O Natal e a Passagem de Ano são momentos comemorados com fervor, e imersos em imponderados impulsos consumistas.

Este consumo desproporcionado está ligado não só aos presentes que se outorgam, como também aos elementos que compõem toda a ambiência natalícia. Os cenários de festividade, de solenidade e de gáudio, combinados com as prédicas de cariz religioso que “personificam” e simbolizam a conciliação e a harmonia, provocam um “exagerado” sentimento de satisfação e, consequentemente, estimulam o consumo. O nascimento de Jesus e a história que circunda o Pai Natal contribuem expressivamente para a edificação de um ambiente animicamente propício ao incremento do dinamismo comercial, onde os chamamentos para a reconquista do semblante religioso do Natal somente usufruem de “iterações” em superfícies muito limitadas e pontualizadas, nas quais o papel da religião ainda vai sendo valorizado.
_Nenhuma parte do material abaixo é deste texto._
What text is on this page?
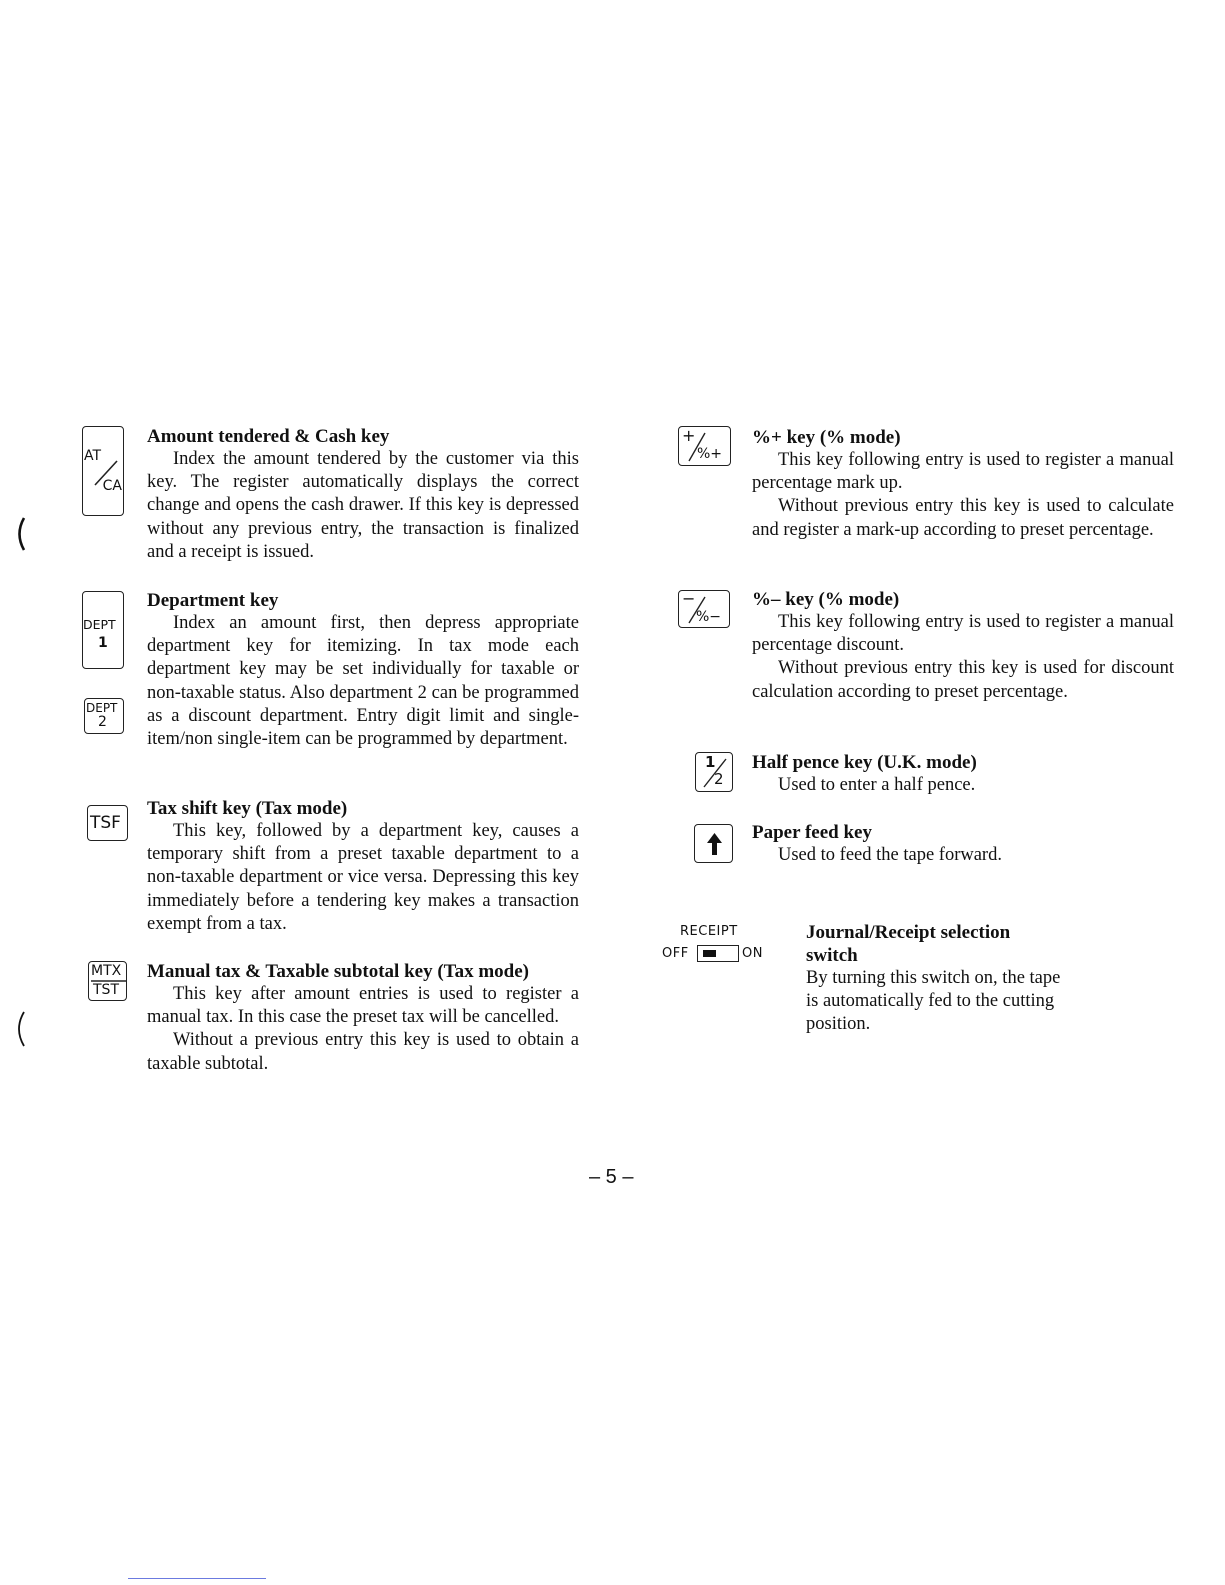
AT
CA
Amount tendered & Cash key
Index the amount tendered by the customer via this key. The register automatically displays the correct change and opens the cash drawer. If this key is depressed without any previous entry, the transaction is finalized and a receipt is issued.
DEPT
1
DEPT
2
Department key
Index an amount first, then depress appropriate department key for itemizing. In tax mode each department key may be set individually for taxable or non-taxable status. Also department 2 can be programmed as a discount department. Entry digit limit and single-item/non single-item can be programmed by department.
TSF
Tax shift key (Tax mode)
This key, followed by a department key, causes a temporary shift from a preset taxable department to a non-taxable department or vice versa. Depressing this key immediately before a tendering key makes a transaction exempt from a tax.
MTX
TST
Manual tax & Taxable subtotal key (Tax mode)
This key after amount entries is used to register a manual tax. In this case the preset tax will be cancelled.
Without a previous entry this key is used to obtain a taxable subtotal.
+
%+
%+ key (% mode)
This key following entry is used to register a manual percentage mark up.
Without previous entry this key is used to calculate and register a mark-up according to preset percentage.
−
%−
%– key (% mode)
This key following entry is used to register a manual percentage discount.
Without previous entry this key is used for discount calculation according to preset percentage.
1
2
Half pence key (U.K. mode)
Used to enter a half pence.
Paper feed key
Used to feed the tape forward.
RECEIPT
OFF	ON
Journal/Receipt selection
switch
By turning this switch on, the tape is automatically fed to the cutting position.
– 5 –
O dispositivo capitalista, que se estrutura tanto na produção, como no apelo ao consumo, está muitíssimo vigilante e concentrado em todo este embrulho e, simultaneamente, conta com alguns trunfos fundamentais para atingir as suas finalidades como sejam: a publicidade; o marketing; as redes sociais; os desenhos animados; e o cinema.
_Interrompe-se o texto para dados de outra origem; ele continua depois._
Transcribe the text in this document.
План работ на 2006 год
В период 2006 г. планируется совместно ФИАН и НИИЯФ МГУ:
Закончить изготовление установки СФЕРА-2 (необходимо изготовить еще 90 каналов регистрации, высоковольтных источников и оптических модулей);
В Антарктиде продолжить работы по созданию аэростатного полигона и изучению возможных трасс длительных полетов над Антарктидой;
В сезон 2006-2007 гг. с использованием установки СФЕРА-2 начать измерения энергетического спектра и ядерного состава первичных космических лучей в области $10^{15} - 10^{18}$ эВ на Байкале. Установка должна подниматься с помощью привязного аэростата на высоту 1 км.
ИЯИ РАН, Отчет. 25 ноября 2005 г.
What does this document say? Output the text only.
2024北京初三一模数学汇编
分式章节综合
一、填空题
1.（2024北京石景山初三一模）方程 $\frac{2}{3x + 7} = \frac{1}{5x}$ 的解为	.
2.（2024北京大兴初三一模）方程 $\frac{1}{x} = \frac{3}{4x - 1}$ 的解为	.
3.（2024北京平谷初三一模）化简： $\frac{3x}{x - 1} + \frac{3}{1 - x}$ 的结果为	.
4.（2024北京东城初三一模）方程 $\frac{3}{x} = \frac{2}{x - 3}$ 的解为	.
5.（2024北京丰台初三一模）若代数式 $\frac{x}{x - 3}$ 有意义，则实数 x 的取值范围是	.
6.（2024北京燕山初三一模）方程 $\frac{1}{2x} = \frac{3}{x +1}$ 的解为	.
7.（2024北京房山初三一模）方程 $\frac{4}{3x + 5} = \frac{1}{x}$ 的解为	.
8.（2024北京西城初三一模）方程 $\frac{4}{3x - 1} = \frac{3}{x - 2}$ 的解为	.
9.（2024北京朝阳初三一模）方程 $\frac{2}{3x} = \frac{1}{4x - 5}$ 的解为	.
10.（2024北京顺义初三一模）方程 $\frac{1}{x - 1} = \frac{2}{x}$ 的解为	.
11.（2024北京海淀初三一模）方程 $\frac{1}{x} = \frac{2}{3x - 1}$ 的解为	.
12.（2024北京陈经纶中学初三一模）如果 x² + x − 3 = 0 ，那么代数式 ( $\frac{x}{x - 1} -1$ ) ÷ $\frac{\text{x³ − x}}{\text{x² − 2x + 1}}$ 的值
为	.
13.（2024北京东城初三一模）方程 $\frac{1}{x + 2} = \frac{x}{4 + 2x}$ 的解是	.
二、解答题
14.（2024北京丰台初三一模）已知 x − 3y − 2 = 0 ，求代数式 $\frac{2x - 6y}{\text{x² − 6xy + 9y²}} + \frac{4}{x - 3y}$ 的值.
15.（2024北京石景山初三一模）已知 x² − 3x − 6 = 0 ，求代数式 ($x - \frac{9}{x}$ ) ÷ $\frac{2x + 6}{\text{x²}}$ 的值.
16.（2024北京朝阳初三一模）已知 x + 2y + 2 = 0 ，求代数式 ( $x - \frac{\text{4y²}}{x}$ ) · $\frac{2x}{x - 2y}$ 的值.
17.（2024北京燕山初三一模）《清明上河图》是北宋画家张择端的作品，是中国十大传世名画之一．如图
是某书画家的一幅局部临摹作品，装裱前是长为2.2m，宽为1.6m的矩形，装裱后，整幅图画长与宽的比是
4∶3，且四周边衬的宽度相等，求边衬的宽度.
Infelizmente o invólucro capitalista agasalha um carpo pervertido e debochado que tem como principal propósito a infiltração, no pensamento dos cidadãos, da pardacenta “alegoria” de que “possuir” está num patamar superior do que “ser”. Será que os cidadãos não devem albergar a noção de que a religião e a devoção “editam” sentido subjectivo à existência? Será que os mesmos não têm a obrigação de saber que um produto patenteia a simples e falaciosa sensação de que, por intermédio da sua aquisição, somos mais enaltecidos pelos outros?

O emaranhado método de “comercialização” das relações sociais aleita, em inúmeros indivíduos, o sentimento de que a prenda não é uma forma sob a qual se exterioriza o amor, mas sim o amor na verdadeira ascensão da palavra. Parece que não receber um presente é precisamente igual a não ser amado, erguendo-se, deste modo, o “capricho” e a obstinação pela prenda.

O âmago do vocábulo consumo hospeda a satisfação de necessidades, como sejam as necessidades essenciais e as de obrigação legal. Realçar que o consumo verdadeiramente organizado, ponderado e “consubstanciado” acaba por ser benéfico para toda a comunidade. Todavia, ainda existem, e bastante conectadas com a palavra consumismo, as necessidades por compulsão, nas quais a publicidade subliminar, bem como o marketing belicoso e provocador prescrevem as regras e dominam o jogo. Promove-se, desta forma, uma necessidade psicológica desprendida e insulada das genuínas e legítimas indispensabilidades. Será que o consumismo, por albergar apenas conveniências empresariais demeritórias, não pode ser apreciado como uma desfiguração do próprio consumo?

Salientar que o consumismo difundido pela cultura de massas é robusto e infatigável, uma vez que materializa o rédito capitalista e tem em consideração descoincidentes factores que fazem parte do “cabimento” subjectivo, afectivo e valorativo dos seres humanos. O comércio aproveita-se das lendas e do culto para vender quinquilharias como, na maioria dos casos, são os presentes de Natal. A quadra de Natal é propícia para matutarmos sobre esta “consistência” e inaugurarmos uma série de medidas que nos permitam aperfeiçoar os nossos hábitos de consumo. Convém que os portugueses tenham a consciência de que a sedução e a aliciação alcançam pergaminhos de efectiva psicopatia consumista universal; que Jesus não é o Pai Natal; e que os objectivos empresariais nem sempre estão em sintonia com índoles e sentimentos verdadeiramente natalícios e religiosos.

O Natal comercial alberga axiomáticas conclusões para as empresas, para a economia e para a sociedade, quer em termos de periodicidade das transacções e das “premências” de armazenamento, quer em termos de planeamento da própria produção. Quando meditamos sobre o Natal é seguramente legítimo aquartelar a sensação de que durante o resto do ano tudo é orquestrado pelas multinacionais do “brinquedo”, do “descartável” e do “supérfluo” para a “consecução” de um conjunto de ofertas imersas em originalidade, sabor, movimento, pigmentação, inspiração e bafagem infantil. Será que a aquisição infundada e desmesurada destes produtos não vai esborrachar a maioria das famílias?

Por decisão pessoal, o autor do texto não escreve segundo o novo Acordo Ortográfico.